A number of leaders of Jewish organizations and experts on the treatment of Jews in the Soviet Union today gave compelling and detailed testimony on the plight of Soviet Jewry before a subcommittee of the House Foreign Affairs Committee, while a number of Congressmen indicated that direct intervention by the State Department on behalf of Soviet Jewry was essential.
Testifying before the subcommittee, Rabbi Joachim Prinz, representing the American Jewish Conference on Soviet Jewry–a cooperative body of 24 major national Jewish, religious, civic and Zionist groups united to combat Soviet treatment of its Jewish population–presented for inclusion into the record a number of photographs, pamphlets, cartoons and other graphic material depicting the Soviet Union’s religious and cultural persecutions during the past number of years.”

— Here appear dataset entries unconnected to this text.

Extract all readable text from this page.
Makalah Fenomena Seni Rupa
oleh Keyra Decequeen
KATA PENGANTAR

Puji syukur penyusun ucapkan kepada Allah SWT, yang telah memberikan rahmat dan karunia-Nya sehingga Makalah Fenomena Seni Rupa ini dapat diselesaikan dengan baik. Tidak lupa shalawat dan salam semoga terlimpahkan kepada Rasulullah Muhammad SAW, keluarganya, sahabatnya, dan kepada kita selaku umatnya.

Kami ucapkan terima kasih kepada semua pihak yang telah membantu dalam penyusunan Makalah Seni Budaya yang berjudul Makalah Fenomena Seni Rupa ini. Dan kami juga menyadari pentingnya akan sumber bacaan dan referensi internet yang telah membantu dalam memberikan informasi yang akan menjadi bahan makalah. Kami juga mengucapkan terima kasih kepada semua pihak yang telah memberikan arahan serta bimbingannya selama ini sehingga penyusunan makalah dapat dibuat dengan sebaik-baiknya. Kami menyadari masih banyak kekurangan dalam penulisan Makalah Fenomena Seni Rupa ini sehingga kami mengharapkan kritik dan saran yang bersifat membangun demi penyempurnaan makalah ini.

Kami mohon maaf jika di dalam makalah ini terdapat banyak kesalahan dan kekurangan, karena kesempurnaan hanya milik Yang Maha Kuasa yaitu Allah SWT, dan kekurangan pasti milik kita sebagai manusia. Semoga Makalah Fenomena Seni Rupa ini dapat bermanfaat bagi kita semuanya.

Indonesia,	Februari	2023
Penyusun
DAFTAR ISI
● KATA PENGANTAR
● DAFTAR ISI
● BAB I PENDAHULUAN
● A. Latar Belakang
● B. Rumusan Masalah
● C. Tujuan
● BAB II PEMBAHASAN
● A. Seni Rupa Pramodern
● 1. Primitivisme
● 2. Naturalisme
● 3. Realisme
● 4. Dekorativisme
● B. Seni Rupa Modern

Dr. Prinz told the members of the House that “only in one sense–in terms of ultimate purpose–may it be said that the policies of Hitlerism and of Soviet government towards Jews are all alike: both have sought the elimination of the Jewish presence in history: both have sought to remove Jews as a distinctive entity among the diversity of mankind; both have sought in our lifetimes to bring to a close the long Jewish experience and the stream of Jewish religious and cultural expression.”

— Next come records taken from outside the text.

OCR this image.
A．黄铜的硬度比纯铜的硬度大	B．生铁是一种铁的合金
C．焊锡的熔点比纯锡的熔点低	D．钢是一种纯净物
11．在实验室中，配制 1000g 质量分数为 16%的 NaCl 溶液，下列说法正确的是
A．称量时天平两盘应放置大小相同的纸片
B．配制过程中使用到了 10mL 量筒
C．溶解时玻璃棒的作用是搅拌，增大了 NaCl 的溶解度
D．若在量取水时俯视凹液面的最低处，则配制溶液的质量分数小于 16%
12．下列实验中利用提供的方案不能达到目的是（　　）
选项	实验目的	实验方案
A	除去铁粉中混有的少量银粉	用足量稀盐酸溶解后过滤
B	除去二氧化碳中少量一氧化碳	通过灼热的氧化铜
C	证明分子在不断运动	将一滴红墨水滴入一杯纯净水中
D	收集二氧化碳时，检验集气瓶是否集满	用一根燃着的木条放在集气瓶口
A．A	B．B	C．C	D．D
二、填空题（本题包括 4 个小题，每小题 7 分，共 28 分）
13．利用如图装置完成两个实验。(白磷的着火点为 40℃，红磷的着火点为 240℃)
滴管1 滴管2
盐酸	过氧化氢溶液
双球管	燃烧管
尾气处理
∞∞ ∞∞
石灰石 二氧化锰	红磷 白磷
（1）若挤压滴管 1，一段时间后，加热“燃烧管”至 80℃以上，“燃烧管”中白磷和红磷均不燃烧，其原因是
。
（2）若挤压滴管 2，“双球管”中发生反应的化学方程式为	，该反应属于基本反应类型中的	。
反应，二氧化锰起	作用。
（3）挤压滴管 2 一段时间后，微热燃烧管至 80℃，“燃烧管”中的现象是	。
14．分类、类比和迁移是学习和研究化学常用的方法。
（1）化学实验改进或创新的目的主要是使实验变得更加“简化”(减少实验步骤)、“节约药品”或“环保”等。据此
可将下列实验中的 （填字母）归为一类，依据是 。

Dr. Prinz expressed “deep regret” that both the Executive branch of our government and the State Department have been reluctant to press forward on “this humane question.” He said that the State Department “until now has been so strangely reticent and reluctant on the matter of Soviet Jewry. Despite mounting public opinion, unfortunately, the voice that could have proven the most telling was absent from the chorus of condemnation–the official voice of the government of the United States. To be sure, there have been expressions of sympathy by the State Department, but they have been couched in terms so vague and hesitant as to be virtually inaudible.”
In calling upon the members of the Foreign Affairs Committee to adopt the resolutions on Soviet anti-Semitism before it, Dr. Prinz said: “We do not ask that the Soviet government compel Soviet Jews to manifest a contrived affinity for their Jewish heritage. We do not desire for Jews or anyone else to be coerced into a feeling of fellowship or identity that is not indigenous and authentic. But we challenge Soviet authorities to allow the establishment in the Soviet Union of a single Yiddish school, a Yiddish newspaper, a Yiddish theater, a Yiddish Publishing House as a means of demonstrating the response of Soviet Jews.”
WITNESSES ASKED ABOUT SOVIET MOTIVES FOR ANTI-JEWISH MEASURES
Committee members questioned witnesses on Soviet motives for anti-Jewish measures. One answer given was that Jews have relatives abroad, are considered alien, and are subjected to bias in efforts to destroy the Jews as a cultural and religious group.
Dr. Erich Goldhagen, director of the Institute on East European Affairs at Brandeis University, told the subcommittee that he could predict “with statistical accuracy” the “extinction of Jewish life in the Soviet Union if the government’s current policies continue.” He said that the restrictions imposed by the USSR on other religious groups in no way compares with the suppression of Jewish religious life.
Rabbi Meir Felman, representing the Synagogue Council of America (Orthodox, Conservative and Reform Judaism) added to the documentation of Jewish suppression by telling the subcommittee that many cemeteries had been desecrated and destroyed outright, and that permission to open new cemeteries is not being granted. The religious leader, who visited the Soviet Union last year, said “those who hold firmly to the tenets of their faith are many times subjected to violent diatribes.”
Dr. Joseph B. Schechtman, vice-chairman of the American Zionist Council, addressed himself to Soviet discrimination in government and legislation. “There is not a single Jew in the highest echelons of the Soviet government,” he said. “The last to be eliminated were Lev Mekhlis in 1950, and Lazar M. Kaganovich in 1957.” He said that in November 1962, a Jew, an engineer, Veniamin E. Dimshitz, was appointed to a non-political job as chairman of the Soviet State Planning Committee, and later to the rank of Deputy Premier.
“Jews are also strikingly underrepresented in the legislative bodies of the Soviet Union, and their representation is steadily shrinking.” Dr. Schechtman said. He noted: ‘In 1934, Jews comprised 4.1 percent of the membership of the two houses of the Supreme Soviet of the USSR. By the end of 1947, there were 32 Jews out of a total of 596 (5.3 percent). Now, among the 5679 elected members, only 13 are Jews–0.22 percent–as against the Jewish population ratio of 1.09 percent, almost one-fifth of the proper percentage.”
Dr. Judd L. Teller, writer on Soviet Affairs, told the Representatives that “the circumstances which have persuaded the Soviet authorities to indulge in this practice are not very likely to change in the very near future; hence, unless checked by an outraged public opinion abroad, the Soviets might react to these circumstances by capitalizing even more on anti-Semitism as a political advantage.”